Grant Hill Reform Macleod, AB

Mr. Speaker, the parliamentary secretary talks about stable funding but it is something from a stable that we got instead.

Reform however has a fresh start on medicare. When the budget is balanced in 1999, we promise to increase the funding for health

care and education by $4 billion. That is not stable funding for medicare; that is increased funding for medicare.

Simply put, will the Liberals take another page from the Reform Party platform and restore the funding for medicare?

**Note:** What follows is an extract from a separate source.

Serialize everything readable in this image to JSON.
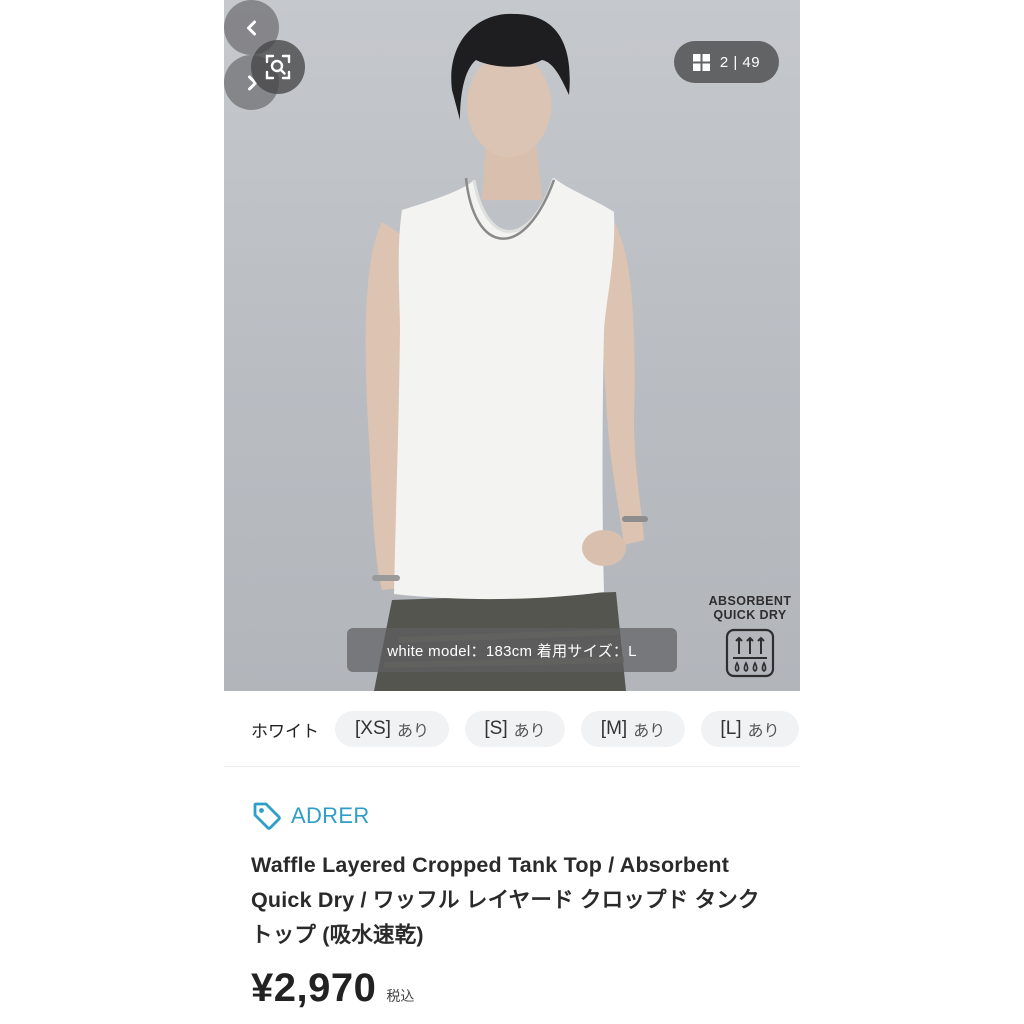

Health CareOral Question Period

2:40 p.m.

Eglinton—Lawrence Ontario

Liberal

Joe Volpe LiberalParliamentary Secretary to Minister of Health

Mr. Speaker, we would take the member a little more seriously if he was not so interested in making light of the affair. If he had looked at what we have done in the last two budgets, he would already have seen that there is a provision for increasing spending by 1998. I wonder which page is taken out of whose book.

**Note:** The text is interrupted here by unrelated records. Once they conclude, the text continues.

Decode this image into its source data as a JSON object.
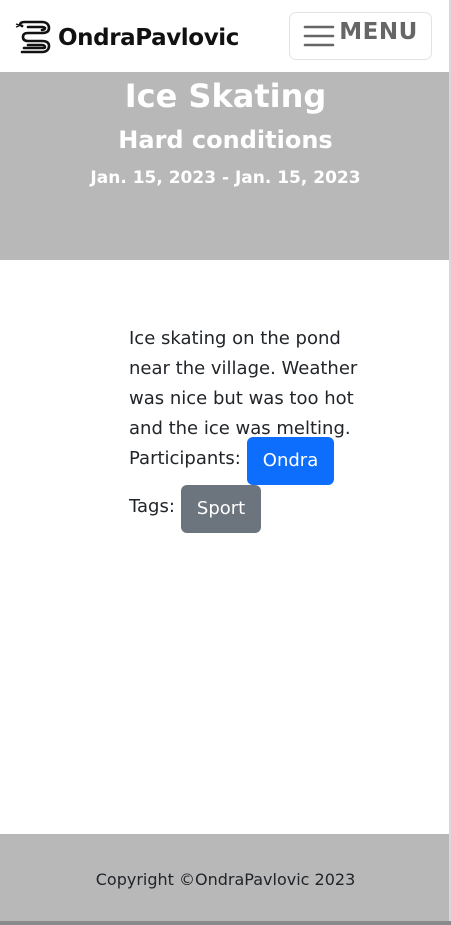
{
  "navbar": {
    "brand_name": "OndraPavlovic",
    "brand_icon": "snake-logo-icon",
    "menu_label": "MENU",
    "menu_icon": "hamburger-icon"
  },
  "event": {
    "title": "Ice Skating",
    "subtitle": "Hard conditions",
    "dates": "Jan. 15, 2023 - Jan. 15, 2023",
    "description": "Ice skating on the pond near the village. Weather was nice but was too hot and the ice was melting.",
    "participants_label": "Participants:",
    "participants": [
      "Ondra"
    ],
    "tags_label": "Tags:",
    "tags": [
      "Sport"
    ]
  },
  "footer": {
    "copyright": "Copyright ©OndraPavlovic 2023"
  },
  "colors": {
    "header_bg": "#b8b8b8",
    "footer_bg": "#b8b8b8",
    "participant_badge": "#0d6efd",
    "tag_badge": "#6c757d"
  }
}
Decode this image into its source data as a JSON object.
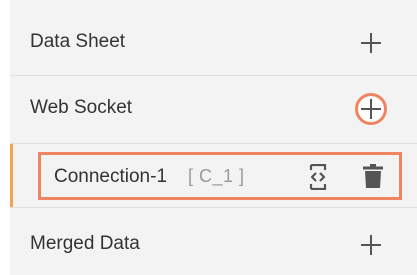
{
  "rows": [
    {
      "label": "Data Sheet",
      "action_icon": "plus-icon"
    },
    {
      "label": "Web Socket",
      "action_icon": "plus-icon",
      "highlighted": true
    },
    {
      "label": "Merged Data",
      "action_icon": "plus-icon"
    }
  ],
  "connection": {
    "name": "Connection-1",
    "id_label": "[ C_1 ]",
    "icons": [
      "code-edit-icon",
      "trash-icon"
    ]
  },
  "colors": {
    "highlight": "#ee8560",
    "accent": "#f2a54a",
    "row_background": "#f3f3f3",
    "divider": "#dedede"
  }
}
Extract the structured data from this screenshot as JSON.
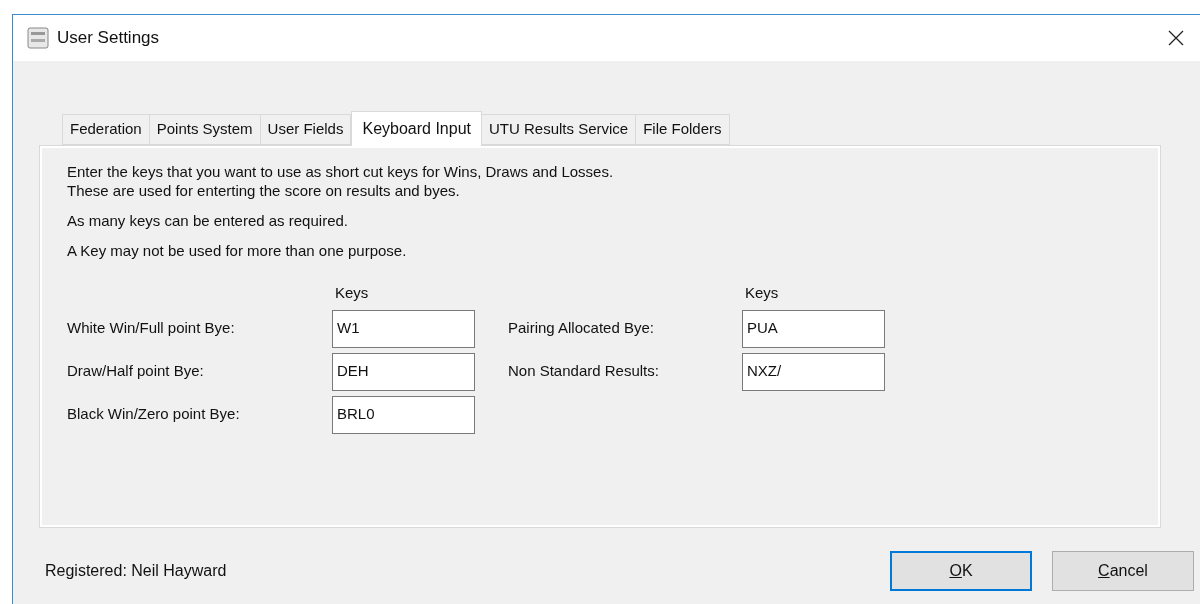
{
  "window": {
    "title": "User Settings"
  },
  "tabs": [
    {
      "label": "Federation",
      "selected": false
    },
    {
      "label": "Points System",
      "selected": false
    },
    {
      "label": "User Fields",
      "selected": false
    },
    {
      "label": "Keyboard Input",
      "selected": true
    },
    {
      "label": "UTU Results Service",
      "selected": false
    },
    {
      "label": "File Folders",
      "selected": false
    }
  ],
  "instructions": [
    [
      "Enter the keys that you want to use as short cut keys for Wins, Draws and Losses.",
      "These are used for enterting the score on results and byes."
    ],
    [
      "As  many keys can be entered as required."
    ],
    [
      "A Key may not be used for more than one purpose."
    ]
  ],
  "columns": [
    {
      "heading": "Keys",
      "fields": [
        {
          "label": "White Win/Full point Bye:",
          "value": "W1"
        },
        {
          "label": "Draw/Half point Bye:",
          "value": "DEH"
        },
        {
          "label": "Black Win/Zero point Bye:",
          "value": "BRL0"
        }
      ]
    },
    {
      "heading": "Keys",
      "fields": [
        {
          "label": "Pairing Allocated Bye:",
          "value": "PUA"
        },
        {
          "label": "Non Standard Results:",
          "value": "NXZ/"
        }
      ]
    }
  ],
  "status": "Registered: Neil Hayward",
  "buttons": [
    {
      "label": "OK",
      "mnemonic_underlined": true,
      "default": true
    },
    {
      "label": "Cancel",
      "mnemonic_underlined": true,
      "default": false
    }
  ]
}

I do not know how we are going to go on from the point that the member opposite is suggesting that first we slash the system so it cannot function and then we give it an injection of cash. We prefer a more responsible approach, the one we have outlined in budgets past and in the current budget. That is the right way and we are going to continue with that.

PolygramOral Question Period

2:40 p.m.

Bloc

Suzanne Tremblay Bloc Rimouski—Témiscouata, QC

Mr. Speaker, my question is directed to the Minister of Industry.

Recently, the Minister had a meeting with Philips Electronic in the Netherlands to discuss investments this company might make in Canada. Meanwhile, Investment Canada and Polygram, a subsidiary of Philips, were negotiating the terms of Polygram's entry into the Canadian film distribution market. However, according to Canada's policy on the film industry, Polygram does not have the right to enter the Canadian market.

In this context would the Minister of Industry not agree that he is sending a message to foreign investors that Canadian cultural policies are negotiable?

PolygramOral Question Period

2:40 p.m.

Ottawa South Ontario

Liberal

John Manley LiberalMinister of Industry

Mr. Speaker, this is an odd question. Does the hon. member think that the people of Quebec or the National Capital Region, or Edmonton, Vancouver or other parts of the country, if they could get about a billion dollars invested in the semi-conductor sector, would not want the Minister of Industry to approach companies that would be able to make that kind of investment? It is very important for us to attract investment.

As for Polygram, I did not discuss the matter with Philips, and it was not on the agenda at our meeting.

PolygramOral Question Period

2:45 p.m.

Bloc

Suzanne Tremblay Bloc Rimouski—Témiscouata, QC

Mr. Speaker, obviously we would never object to the billions of dollars of investments to which the minister refers, unless they are intended for his riding. We might have some questions in that case, but if they go anywhere else, they will be most welcome.

However, one wonders why not the minister but Investment Canada is negotiating Polygram's entry on the Canadian film market, although it does not meet any of the requirements in this respect?